Looking to snag an internship at a Silicon Valley company?

A computer science and physics student at Harvard University shares how she received internship offers from eight different companies, presenting some tips on how to best prepare yourself for the job.

Harvard junior Jessica Pointing won internship offers from Google, Apple, Facebook, Microsoft, Bain, McKinsey, Morgan Stanley, and Goldman Sachs. She received offers for roles in data science, software engineering, consulting, product management, trading, qualitative finance, and investment banking. Eventually, she accepted letter roles at Goldman & Sachs as an investment banking intern, as well as at Bain & Company as a consulting intern.

Pointing says her formula for a successful interview includes being relaxed and prepared. On a blog post, she provides some tips on how to ace your job interview, as well as how to make your resume stellar and error-free.

Tips For The Perfect Resume

1. Show your contributions. Pointing says it's important to include your contributions to the company or organization you previously worked for. It's not enough to describe your past job, she says. What you need to demonstrate is the impact you made to the company.

2. Quantify your achievements. Instead of saying, "I was an exceptional employee," Pointing suggests quantifying your achievements when possible. Adding tangible and concrete facts will really help.

3. Use action verbs. Pointing cites an example: instead of saying, "I made a new program that increased conversion rate," it's much stronger to say, "Initiated a new program that increased conversion rate by 20 percent."

4. Never embellish. You may feel the need to embellish your resume to make it perfect, but Pointing says that's a no-no. She suggests taking down anything that you might be uncomfortable talking about during an interview.

How To Ace Your Job Interview

1. Read on about the industry. Pointing recalls reading more than six books for her internship interview. She says she treated the process as a class, studying material from books and doing some practice problems before the interview.

"There is usually a go-to book for each industry," she says. She recommends Cracking the Coding Interview by Gayle Laakman Dowell for software engineering and Case in Point by Marc Cosentino for consulting.
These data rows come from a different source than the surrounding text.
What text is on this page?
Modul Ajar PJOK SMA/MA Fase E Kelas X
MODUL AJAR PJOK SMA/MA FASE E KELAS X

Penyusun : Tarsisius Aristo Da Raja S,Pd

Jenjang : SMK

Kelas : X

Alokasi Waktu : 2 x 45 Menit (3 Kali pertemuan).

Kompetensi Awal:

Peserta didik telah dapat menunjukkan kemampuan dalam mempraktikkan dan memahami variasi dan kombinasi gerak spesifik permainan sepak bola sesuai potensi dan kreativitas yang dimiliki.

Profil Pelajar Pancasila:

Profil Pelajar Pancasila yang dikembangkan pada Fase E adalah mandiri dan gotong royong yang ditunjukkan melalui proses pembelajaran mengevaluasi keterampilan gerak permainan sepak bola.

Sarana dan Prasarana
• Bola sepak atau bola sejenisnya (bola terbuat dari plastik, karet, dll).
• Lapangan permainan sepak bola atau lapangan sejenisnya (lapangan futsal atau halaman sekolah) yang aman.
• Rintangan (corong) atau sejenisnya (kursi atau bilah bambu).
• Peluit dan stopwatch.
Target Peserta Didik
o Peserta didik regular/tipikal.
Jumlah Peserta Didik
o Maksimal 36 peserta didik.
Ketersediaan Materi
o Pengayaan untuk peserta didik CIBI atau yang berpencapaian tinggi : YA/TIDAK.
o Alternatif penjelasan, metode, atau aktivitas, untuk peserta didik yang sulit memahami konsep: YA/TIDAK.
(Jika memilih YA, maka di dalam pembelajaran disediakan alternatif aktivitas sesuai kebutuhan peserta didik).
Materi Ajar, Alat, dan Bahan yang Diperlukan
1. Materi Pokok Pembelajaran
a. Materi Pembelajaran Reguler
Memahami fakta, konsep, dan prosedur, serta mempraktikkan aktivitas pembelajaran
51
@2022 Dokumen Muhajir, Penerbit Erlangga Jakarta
2. Get in the zone during your interview. Pointing highly suggests adopting a problem-solving mindset so that you avoid getting blanked out. It will allow you to communicate clearly with your interviewer.

Pointing's problem-solving structure for software engineering interviews:

- Repeat the question to make sure you understood it well.

- Clarify the function input and output.

- Check assumptions.

- Offer an approach to solving the issue.

- Discuss tradeoffs, such as time and complexity.

- Code the solution. Test it with a normal test case, then with some edge cases.

Pointing's problem-solving structure for consulting interviews:

- Repeat the question to make sure you understood it well.

- Explain objectives of the case. Ask if there are more. Clarify any questions.

- Generate ideas and a solution to the issue.

- Structure your answer.

- When calculations are involved, provide insights into what the calculated number means.

- Summarize the case.

3. Practice. Pointing suggests taking mock interviews if your college offers them. It's important to practice in an interview setting before the day of the interview itself. She recommends Refdash, which gives free mock interviews.

4. Have a Plan B. In case your job or interview falls through, Pointing recommends having a backup plan. "The more options you already have, the more relaxed you will be in the interview and the higher your chances are for the job."

5. Invest time. The interview is not just about allotting time to talk to hiring managers. You need to devote time to practicing, reading, and even travelling. Pointing says to make sure that you have enough time in your schedule to accomplish these preparations.

6. Write down interview questions and solutions. Pointing suggests that after every interview, you create your own "question bank," where you add questions and solutions, as well as areas you should improve on.

7. Lastly, prepare answers for behavioral questions. Pointing says questions about leadership, teamwork, successes, and challenges are equally as important as industry questions. "Writing down your answers to behavioral questions before the interview is important."